Sebagai contoh, marilah kita tengok salah satu kelas yang di depannya telah tertanam sebuah bunga bermahkota kuning dan bijinya bisa dimakan-alias kuaci- atau biasa disebut bunga matahari. Di dalam kelas tersebut tampak para siswa sedang mendengarkan ocehan guru mereka dengan antusias. Iris mata mereka melebar ditambah dengan sedikit blink-blink, pipi gembil yang bergerak-gerak saat mulut mereka berteriak antusias. Di hadapan mereka adalah seorang guru muda yang cantik. Wajahnya putih bersih, hidung mungil dan bibir peach yang tampak lembut, rambutnya berwarna indigo dan dibiarkan tergerai hingga menyentuh pinggang. Tubuhnya dibalut kemeja putih lengan panjang yang terkancing rapat hingga ke leher, menampakkan lekuk sempurna di bagian tertentu. Celana panjang berwarna hitam memberikan aksen jenjang pada kaki mungilnya. Oh, untung saja dia adalah guru TK, author tidak tahu apa jadinya jika ia seorang guru SMK, terlebih SMK Jurusan otomotif XD.

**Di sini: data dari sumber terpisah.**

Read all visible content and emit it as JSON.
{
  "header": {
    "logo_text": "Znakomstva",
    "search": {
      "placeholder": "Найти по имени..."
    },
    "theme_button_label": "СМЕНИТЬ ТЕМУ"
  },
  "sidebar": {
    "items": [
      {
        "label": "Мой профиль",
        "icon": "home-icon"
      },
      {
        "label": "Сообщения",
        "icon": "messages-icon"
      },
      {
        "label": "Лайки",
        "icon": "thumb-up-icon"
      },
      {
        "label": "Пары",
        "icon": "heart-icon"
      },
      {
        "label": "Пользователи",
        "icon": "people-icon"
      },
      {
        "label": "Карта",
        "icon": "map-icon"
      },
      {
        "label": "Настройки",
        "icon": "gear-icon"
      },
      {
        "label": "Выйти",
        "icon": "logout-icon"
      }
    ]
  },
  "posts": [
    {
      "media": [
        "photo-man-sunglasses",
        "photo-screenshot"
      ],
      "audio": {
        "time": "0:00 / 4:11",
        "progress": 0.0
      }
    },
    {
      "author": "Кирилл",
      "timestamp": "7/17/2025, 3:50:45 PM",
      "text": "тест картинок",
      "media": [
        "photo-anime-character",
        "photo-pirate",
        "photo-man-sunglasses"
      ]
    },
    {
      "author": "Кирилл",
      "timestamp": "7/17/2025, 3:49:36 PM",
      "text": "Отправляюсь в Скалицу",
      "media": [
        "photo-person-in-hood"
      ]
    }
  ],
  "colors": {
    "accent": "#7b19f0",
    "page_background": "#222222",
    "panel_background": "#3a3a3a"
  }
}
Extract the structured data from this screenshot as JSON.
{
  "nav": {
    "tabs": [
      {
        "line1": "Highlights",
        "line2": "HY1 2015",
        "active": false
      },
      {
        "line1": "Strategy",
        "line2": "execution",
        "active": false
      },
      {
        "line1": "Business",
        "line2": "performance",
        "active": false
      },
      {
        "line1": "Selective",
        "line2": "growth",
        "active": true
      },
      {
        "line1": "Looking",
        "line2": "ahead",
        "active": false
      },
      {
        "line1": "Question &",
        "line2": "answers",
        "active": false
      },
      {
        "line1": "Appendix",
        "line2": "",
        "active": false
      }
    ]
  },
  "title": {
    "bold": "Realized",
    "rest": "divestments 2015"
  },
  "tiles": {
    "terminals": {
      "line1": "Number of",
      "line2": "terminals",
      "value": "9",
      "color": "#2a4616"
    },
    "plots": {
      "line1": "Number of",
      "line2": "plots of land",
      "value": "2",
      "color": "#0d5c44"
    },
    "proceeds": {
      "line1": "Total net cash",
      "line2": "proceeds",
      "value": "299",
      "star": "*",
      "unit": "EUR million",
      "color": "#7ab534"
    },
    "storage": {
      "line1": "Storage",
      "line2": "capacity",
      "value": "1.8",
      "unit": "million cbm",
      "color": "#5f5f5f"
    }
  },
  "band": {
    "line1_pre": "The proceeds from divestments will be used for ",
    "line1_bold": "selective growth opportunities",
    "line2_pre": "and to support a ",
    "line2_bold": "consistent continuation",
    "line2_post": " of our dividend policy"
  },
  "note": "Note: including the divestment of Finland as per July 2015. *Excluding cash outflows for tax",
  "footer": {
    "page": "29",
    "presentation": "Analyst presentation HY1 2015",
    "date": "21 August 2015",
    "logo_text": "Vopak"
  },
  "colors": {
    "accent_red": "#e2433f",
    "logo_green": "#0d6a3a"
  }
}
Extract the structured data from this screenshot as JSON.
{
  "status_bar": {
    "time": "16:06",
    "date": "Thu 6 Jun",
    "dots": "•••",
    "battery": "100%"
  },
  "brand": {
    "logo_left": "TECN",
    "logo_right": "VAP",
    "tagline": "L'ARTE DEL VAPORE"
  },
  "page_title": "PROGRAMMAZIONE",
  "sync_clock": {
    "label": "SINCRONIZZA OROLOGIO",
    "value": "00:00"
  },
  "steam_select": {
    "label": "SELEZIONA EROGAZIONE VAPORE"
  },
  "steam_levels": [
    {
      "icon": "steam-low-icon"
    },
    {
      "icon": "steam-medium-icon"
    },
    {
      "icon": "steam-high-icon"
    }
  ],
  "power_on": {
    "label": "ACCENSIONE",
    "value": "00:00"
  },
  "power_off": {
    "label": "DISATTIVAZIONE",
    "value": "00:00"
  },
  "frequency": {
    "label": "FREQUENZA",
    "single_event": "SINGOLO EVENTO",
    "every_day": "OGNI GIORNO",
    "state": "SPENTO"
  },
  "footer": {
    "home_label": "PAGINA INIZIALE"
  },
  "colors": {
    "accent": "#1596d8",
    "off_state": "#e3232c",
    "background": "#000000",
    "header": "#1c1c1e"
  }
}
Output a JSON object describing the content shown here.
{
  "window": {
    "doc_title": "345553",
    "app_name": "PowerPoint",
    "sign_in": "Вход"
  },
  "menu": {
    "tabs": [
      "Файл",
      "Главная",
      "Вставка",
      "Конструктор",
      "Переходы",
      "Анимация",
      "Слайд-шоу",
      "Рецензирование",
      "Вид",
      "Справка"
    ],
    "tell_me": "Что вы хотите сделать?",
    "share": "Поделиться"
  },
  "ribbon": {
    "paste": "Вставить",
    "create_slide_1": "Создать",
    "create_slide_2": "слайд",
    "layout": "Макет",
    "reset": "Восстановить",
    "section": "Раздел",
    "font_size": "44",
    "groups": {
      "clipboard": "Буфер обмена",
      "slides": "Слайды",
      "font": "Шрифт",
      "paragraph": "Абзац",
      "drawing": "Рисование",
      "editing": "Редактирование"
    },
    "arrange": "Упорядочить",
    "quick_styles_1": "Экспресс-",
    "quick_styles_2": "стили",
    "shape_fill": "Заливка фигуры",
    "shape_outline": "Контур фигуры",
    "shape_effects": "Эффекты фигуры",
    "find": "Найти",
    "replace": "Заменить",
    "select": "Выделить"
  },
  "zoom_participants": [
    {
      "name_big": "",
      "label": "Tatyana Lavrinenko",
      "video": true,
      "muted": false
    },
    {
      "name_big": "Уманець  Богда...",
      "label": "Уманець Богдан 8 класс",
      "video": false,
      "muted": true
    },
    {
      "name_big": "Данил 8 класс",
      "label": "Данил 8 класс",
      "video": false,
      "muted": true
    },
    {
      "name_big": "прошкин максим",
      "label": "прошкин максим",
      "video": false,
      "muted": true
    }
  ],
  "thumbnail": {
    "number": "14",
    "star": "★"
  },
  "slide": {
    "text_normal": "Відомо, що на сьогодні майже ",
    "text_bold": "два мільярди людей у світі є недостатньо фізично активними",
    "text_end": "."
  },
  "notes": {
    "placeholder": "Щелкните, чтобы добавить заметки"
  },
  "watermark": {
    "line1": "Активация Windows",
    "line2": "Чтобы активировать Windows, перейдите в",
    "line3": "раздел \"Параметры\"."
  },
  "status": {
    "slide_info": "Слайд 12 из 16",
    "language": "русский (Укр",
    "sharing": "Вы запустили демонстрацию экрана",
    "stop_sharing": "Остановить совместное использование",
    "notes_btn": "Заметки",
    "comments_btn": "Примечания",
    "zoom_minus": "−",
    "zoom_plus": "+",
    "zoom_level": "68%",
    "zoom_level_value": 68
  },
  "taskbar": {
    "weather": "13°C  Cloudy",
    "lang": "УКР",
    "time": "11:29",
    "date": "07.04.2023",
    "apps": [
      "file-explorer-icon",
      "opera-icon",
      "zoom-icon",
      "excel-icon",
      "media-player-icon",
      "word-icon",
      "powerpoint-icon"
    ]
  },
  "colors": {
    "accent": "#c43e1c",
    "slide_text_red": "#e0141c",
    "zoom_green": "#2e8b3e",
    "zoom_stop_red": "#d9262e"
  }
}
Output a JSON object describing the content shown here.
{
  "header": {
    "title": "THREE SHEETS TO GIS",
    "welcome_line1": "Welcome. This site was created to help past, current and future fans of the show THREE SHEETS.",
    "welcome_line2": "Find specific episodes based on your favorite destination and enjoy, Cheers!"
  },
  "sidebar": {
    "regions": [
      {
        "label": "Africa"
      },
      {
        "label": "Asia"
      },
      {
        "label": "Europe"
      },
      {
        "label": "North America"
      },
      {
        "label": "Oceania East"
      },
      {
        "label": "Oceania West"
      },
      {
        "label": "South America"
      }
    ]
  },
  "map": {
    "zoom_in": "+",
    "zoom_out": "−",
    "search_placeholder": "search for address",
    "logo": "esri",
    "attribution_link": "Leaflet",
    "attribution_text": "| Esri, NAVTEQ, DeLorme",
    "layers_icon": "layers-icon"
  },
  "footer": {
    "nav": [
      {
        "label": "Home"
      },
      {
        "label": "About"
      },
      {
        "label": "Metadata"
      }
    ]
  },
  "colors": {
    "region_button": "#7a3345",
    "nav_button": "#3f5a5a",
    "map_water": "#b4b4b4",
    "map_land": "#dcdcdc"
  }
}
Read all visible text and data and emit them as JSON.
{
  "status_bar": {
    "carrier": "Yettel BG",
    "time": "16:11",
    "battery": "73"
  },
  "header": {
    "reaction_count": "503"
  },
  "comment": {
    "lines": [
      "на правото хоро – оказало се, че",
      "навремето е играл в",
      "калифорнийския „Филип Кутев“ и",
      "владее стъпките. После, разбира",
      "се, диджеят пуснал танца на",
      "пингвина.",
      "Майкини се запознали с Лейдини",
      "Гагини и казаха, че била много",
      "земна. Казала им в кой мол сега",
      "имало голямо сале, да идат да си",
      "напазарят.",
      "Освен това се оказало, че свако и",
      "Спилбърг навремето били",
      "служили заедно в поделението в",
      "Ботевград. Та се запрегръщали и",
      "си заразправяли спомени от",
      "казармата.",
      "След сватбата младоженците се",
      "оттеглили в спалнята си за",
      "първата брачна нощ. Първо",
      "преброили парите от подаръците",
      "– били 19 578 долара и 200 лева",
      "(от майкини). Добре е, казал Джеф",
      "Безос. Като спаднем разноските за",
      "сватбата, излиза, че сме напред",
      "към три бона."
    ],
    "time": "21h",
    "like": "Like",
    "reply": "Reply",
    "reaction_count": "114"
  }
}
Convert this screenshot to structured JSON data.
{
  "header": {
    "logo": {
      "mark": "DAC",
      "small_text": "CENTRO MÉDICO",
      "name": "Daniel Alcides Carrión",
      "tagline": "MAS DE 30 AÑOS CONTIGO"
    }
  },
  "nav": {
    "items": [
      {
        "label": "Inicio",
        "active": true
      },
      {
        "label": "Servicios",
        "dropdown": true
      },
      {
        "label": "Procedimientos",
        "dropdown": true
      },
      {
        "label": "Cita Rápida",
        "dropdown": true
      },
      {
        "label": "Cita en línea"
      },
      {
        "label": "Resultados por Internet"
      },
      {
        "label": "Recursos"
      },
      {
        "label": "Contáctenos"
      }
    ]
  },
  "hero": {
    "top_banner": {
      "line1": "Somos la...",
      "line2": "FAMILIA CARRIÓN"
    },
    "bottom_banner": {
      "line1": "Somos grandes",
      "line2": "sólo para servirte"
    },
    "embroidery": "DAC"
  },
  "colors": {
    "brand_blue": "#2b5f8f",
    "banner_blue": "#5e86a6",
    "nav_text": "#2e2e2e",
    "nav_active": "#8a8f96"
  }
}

"Nah anak-anak, kali ini kita akan bermain latihan kebakaran. Apa kalian senang?" tanya sang guru yang diketahui bernama Hyuuga Hinata itu.

"Senaaaanggg senseiiiiiiii."

Tapi mata jeli Hinata melihat seorang siswa di bangku ujung yang tengah menundukkan kepala dan terlihat ketakutan. Sang guru berjalan mendekatinya dan mennyejajarkan pandangan dengan kepala siswanya.

"Lee kenapa? Apa Lee tidak senang kita akan bermain?"

Bocah dengan rambut berbentuk mangkok itu mendongak, menatap sedih wajah Hinata.

"Lee atut cencei, Lee atut dimalahi Ibu Lee."

"Memangnya kenapa Ibu Lee marah? Lee kan tidak berbuat salah."

"Lee tidak mau belmain latihan kebakalan. Lee tidak mau belmain api. Nanti ibu Lee malah-malah dan bilang Lee tidak tahu dili."

Hinata mengernyitkan dahinya bingung. Apa hubungannya coba latihan kebakaran dengan tidak tahu diri. Sebelum wanita itu sempat bertanya lagi, siswa aneh itu melanjutkan.

"Coalnya dulu Ibu pelnah malah-malah sama Ayah, Ibu bilang Ayah tidak tahu dili kalena cudah tau jelek macih belani belmain api."

Sang guru sweatdrop. Giginya sedikit bergemeletuk menahan umpatan yang ingin ia tujukan untuk wali muridnya. Dalam hati berdoa supaya pertahanan dirinya tidak jebol saat ini.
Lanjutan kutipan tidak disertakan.